Linda Oh's Sun Pictures at Wexner Center for the Arts

The Wexner Center has long been the best-sounding room in Columbus, particularly well-suited for jazz. This Fall, the OSU campus institution is bringing one of the most robust jazz lineups in years to its performance space’s intimate quarters. That series explodes right out of the gate on Saturday, October 3rd, at 8:00pm with Linda Oh‘s Sun Pictures quartet featuring Oh’s riveting compositions and astonishing bass playing accompanied by three of the finest young jazz players on the NYC scene: Ben Wendel on saxophone, Adam Cruz on drums, and Matt Stevens on guitar. Visit here for tickets and more information. Read on for more information on Oh and the other members of her quartet and videos.

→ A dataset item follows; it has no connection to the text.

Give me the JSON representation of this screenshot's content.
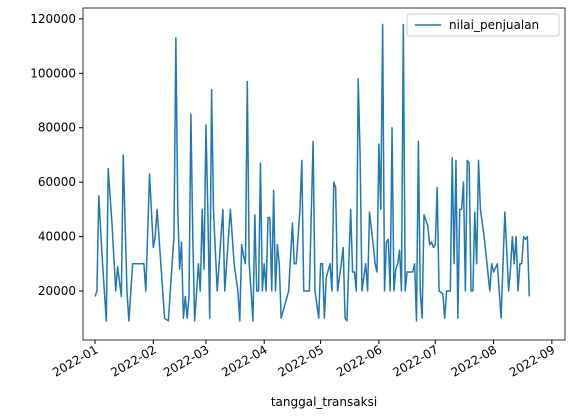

Upon moving to the states from Australia, Oh quickly established herself as a top flight bass player and a first call for many of the finest performers working today. This brought her to attention most prominently with Dave Douglas, her new label head, holding down the rhythm in his new quintet alongside Rudy Royston on drums and Matt Mitchell on piano as well as the bass chair in his all-star Wayne Shorter homage project Sound Prints with Joe Lovano (where local fans first encountered her live in 2013). She’s also provided clutch support to talents as diverse as saxophonists Greg Osby, Jon Irabagon, and Sarah Manning, singer Melissa Stylianou, and drummer Teri Lyne Carrington.

Parallel to this, she quietly refined her work as a composer and bandleader over a series of records under her name. Her unique voice came to full flower on her most recent record as leader to date, 2012’s Sun Pictures. It’s full, almost to bursting, with rich harmonies that thorny and lush at the same time. She deeply understands the instruments in this quartet and both uses their natural resonances and the boundaries of their natural ranges. She plays with juxtaposition and shifting rhythms in a way that’s catchy and bracing to the ear. What I find most exciting about these compositions is the way Oh’s writing uses repetitive, deceptively simple, almost folk song forms that slyly shift and reveal their variations and complexity and beauty over time. The melodies get their hooks in a listener’s head and explode on a delay.

Ben Wendel, in the saxophone chair for Sun Pictures, is one of the most exciting reed players working today. He’s got a tone that can go from sweet to excoriating on the turn of a dime, immediately recognizable and hard to forget. Wendel – in addition to his own records, most notably the fantastic duets album Seasons – has enriched and enlivened records for pianist Dan Tepfer, bassist Todd Sickafoose, and the Dakah Hip-Hop Orchestra. But what Wendel’s best known for, and rightly so, is the collaborative band Kneebody. We’ll discuss Kneebody more in our article about their collaborative appearance with Daedalus in November, but for now let me just say it was the most riotous, enthusiastic audience I saw in two days of cramped rooms and mind-blowing performances at Winter Jazzfest in 2013.

Guitarist Matt Stevens’ star has been consistently rising in the NYC jazz scene for his percussive, melodic sound that recalls indie rock’s jittery rhythms as well as a history of jazz guitar that most often recalls, for me, John McLaughlin’s ’70s wrok. The buzz reached a fever pitch with his record Woodwork released earlier this year which features Gerald Clayton on piano. Drummer Adam Cruz comes out of the Art Blakey school but with a hip, modern feel that encompasses many many modes. Cruz has an unerring feel for the emotional heart of the piece and his telepathy with Oh is jaw-dropping.